成長の限界とブランド広告
2009年8月19日
(これまでの 歌田明弘の「ネットと広告経済の行方」はこちら)
前回、日本テレビ会長の氏家氏の発言を引用しながら、寡占が進むとマス広告を打つよりも販促のためによりお金を使うようになり、テレビなどのブランド広告にまわす費用を減らすようになると書いた。
もちろん寡占化した業界でもただちにブランド広告をまったくやめるわけではない。氏家氏も言及していたとおり、自動車にしても新車を出したときには集中的に広告する。
また、小売りの現場で商品を優遇してもらうために広告するということもよくあることだ。「広告したので売れますよ」ということで、流通でのあつかいをよくしてもらうことが期待できる。
私が仕事をしてきた出版の世界でも、本の新聞広告にはそうした要素がある。本の広告を見て消費者に買ってもらうということはもちろんあるが、大きく広告を打つことで書店に仕入れてもらったり、いい棚に並べてもらえる。個別の本に関心のある消費者にとって出版社の名前はだいたいにおいてどうでもいい情報かもしれないが、書店にその出版社の存在を認知してもらうという意味では必要な情報である。
飲料水や食品なども、広告を打つのは消費者に対してだけでなく、小売りなどの流通に向けて広告を打っている。こうした形の広告は、広告といいながら販売促進の側面が強い。投じている広告費は、販売促進のためでもある。
また寡占が進めば広告が減るということにはいろいろ例外もある。たとえば携帯電話などは大手通信会社による寡占が進んでも、大量にテレビ広告を出している。
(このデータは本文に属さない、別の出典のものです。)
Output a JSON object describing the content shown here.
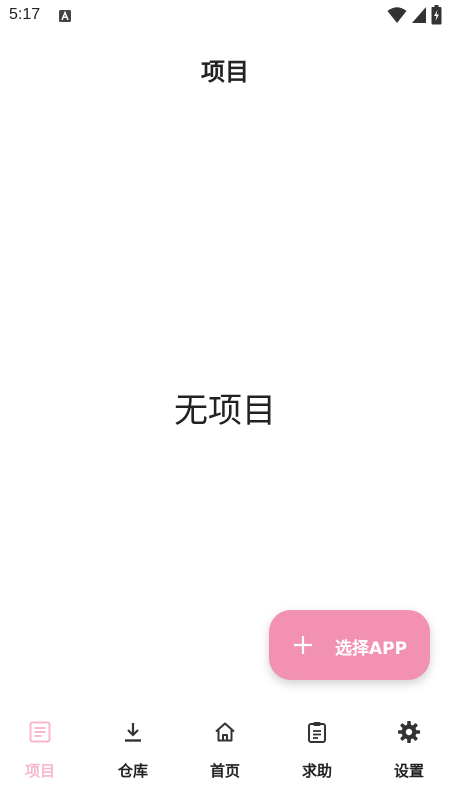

寡占化して広告を減らしている自動車メーカーと、広告を出し続けている携帯電話会社の違いは何だろうか。
そうしたことを考えると、寡占だけがブランド広告を減らす要因ではないことに気づく。
寡占に加え、その商品の成長性や、シェアが固定化しているかどうかも重要だ。広告を打てば打つほど商品が売れるという状態ならば、カネに糸目をつけず広告を打てるが、そうではなく飽和状態に近づき、もはやそれほどの伸びが期待できなくなると、景気よく広告を出し続けるわけにはいかない。コストが気にかかってくる。さらに寡占化してシェアが容易に動かないということになってくると、ますます広告を打つインセンティブは乏しくなる。
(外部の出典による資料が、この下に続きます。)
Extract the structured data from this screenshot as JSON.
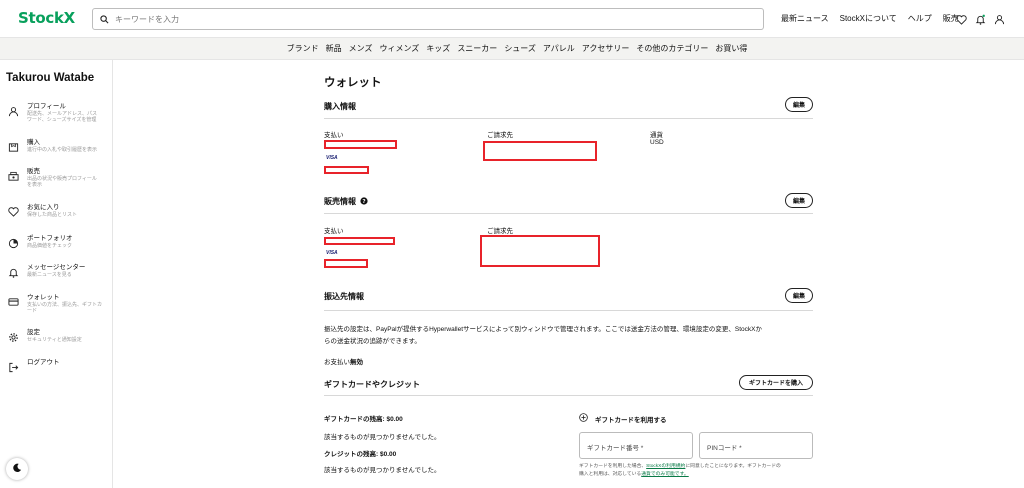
{
  "header": {
    "logo": "StockX",
    "search_placeholder": "キーワードを入力",
    "links": [
      "最新ニュース",
      "StockXについて",
      "ヘルプ",
      "販売"
    ]
  },
  "categories": [
    "ブランド",
    "新品",
    "メンズ",
    "ウィメンズ",
    "キッズ",
    "スニーカー",
    "シューズ",
    "アパレル",
    "アクセサリー",
    "その他のカテゴリー",
    "お買い得"
  ],
  "sidebar": {
    "username": "Takurou Watabe",
    "items": [
      {
        "title": "プロフィール",
        "sub1": "配送先、メールアドレス、パス",
        "sub2": "ワード、シューズサイズを管理"
      },
      {
        "title": "購入",
        "sub1": "進行中の入札や取引履歴を表示",
        "sub2": ""
      },
      {
        "title": "販売",
        "sub1": "出品の状況や販売プロフィール",
        "sub2": "を表示"
      },
      {
        "title": "お気に入り",
        "sub1": "保存した商品とリスト",
        "sub2": ""
      },
      {
        "title": "ポートフォリオ",
        "sub1": "商品価値をチェック",
        "sub2": ""
      },
      {
        "title": "メッセージセンター",
        "sub1": "最新ニュースを見る",
        "sub2": ""
      },
      {
        "title": "ウォレット",
        "sub1": "支払いの方法、振込先、ギフトカ",
        "sub2": "ード"
      },
      {
        "title": "設定",
        "sub1": "セキュリティと通知設定",
        "sub2": ""
      },
      {
        "title": "ログアウト",
        "sub1": "",
        "sub2": ""
      }
    ]
  },
  "wallet": {
    "title": "ウォレット",
    "edit_label": "編集",
    "purchase": {
      "title": "購入情報",
      "payment_label": "支払い",
      "billing_label": "ご請求先",
      "currency_label": "通貨",
      "currency_value": "USD",
      "card_brand": "VISA"
    },
    "sales": {
      "title": "販売情報",
      "payment_label": "支払い",
      "billing_label": "ご請求先",
      "card_brand": "VISA"
    },
    "payout": {
      "title": "振込先情報",
      "desc1": "振込先の設定は、PayPalが提供するHyperwalletサービスによって別ウィンドウで管理されます。ここでは送金方法の管理、環境設定の変更、StockXか",
      "desc2": "らの送金状況の追跡ができます。",
      "status_label": "お支払い",
      "status_value": "無効"
    },
    "gift": {
      "title": "ギフトカードやクレジット",
      "buy_label": "ギフトカードを購入",
      "gift_balance": "ギフトカードの残高: $0.00",
      "gift_none": "該当するものが見つかりませんでした。",
      "credit_balance": "クレジットの残高: $0.00",
      "credit_none": "該当するものが見つかりませんでした。",
      "use_label": "ギフトカードを利用する",
      "card_number_placeholder": "ギフトカード番号 *",
      "pin_placeholder": "PINコード *",
      "terms_pre": "ギフトカードを利用した場合、",
      "terms_link": "StockXの利用規約",
      "terms_post": "に同意したことになります。ギフトカードの",
      "terms_line2_pre": "購入と利用は、対応している",
      "terms_line2_link": "通貨でのみ可能です。"
    }
  },
  "colors": {
    "brand": "#08a05c",
    "redaction": "#e8232a"
  }
}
このように、寡占だけでただちにブランド広告の減少につながるわけではないが、少なくとも引き金にはなっている。
さらに寡占がなぜ起こるのかといえば、そもそもその市場が飽和状態に達し始めたから、ということも多い。
もはや伸びが期待できないから吸収・合併や、弱小企業の市場からの離脱が起こり、寡占が進む。したがって成長期待の減少と寡占化の進行は表裏一体の現象といえる。
成長期待の減少と寡占化の進行は表裏一体だとしても、メーカーの寡占と流通の寡占は、本来、一緒くたにすべきではない。寡占によるブランド広告の減少が、このふたつの業種において同様の形で起きるわけではないからだ。
メーカーの場合は、上に書いたように寡占化がブランド広告減少の大きな要因になりうる。
しかし流通や飲食業界では、同じように寡占化がブランド広告の衰退をもたらしているといっても、そのありようは異なっている。
大手流通チェーンがあまり広告をしないのは、前回も書いたように、「どんなに大きくなっても一つひとつの店舗で勝負しており、店舗の周辺に宣伝するのであればチラシなどの広告のほうが効果的」という流通チェーンの性格によっている。こうしたことは飲食チェーンなどでも言える。チェーンに参加している個々の店舗が売上げについて責任を負うのであれば、テレビなどで「マス」に呼びかけるより、地域住民に働きかけることのほうが重要になってくる。
関西から関東に進出するなど、そのチェーンが十分に認知されていないときには広告を打つ必要があるが、認知された段階で、ブランド広告の必要度合いが減ってくる。流通や飲食のチェーンでは、寡占かどうかということよりも、その地域でどれだけ認知されている存在になっているかがより重要と言える。しかし寡占化して消費者の選択肢があまりなければ、わずかな広告でも認知されやすい。だから、流通や飲食チェーンでも、寡占化とブランド広告減少は無関係というわけでもない。
こうしたことに加えて、テレビの影響力が下がっているということならば、いよいよCMを流しても仕方がない、ということになってくる。寡占化と成長性の乏しさ、テレビCMの影響力の低下が、相乗効果をあげてブランド広告減少の誘因になっている。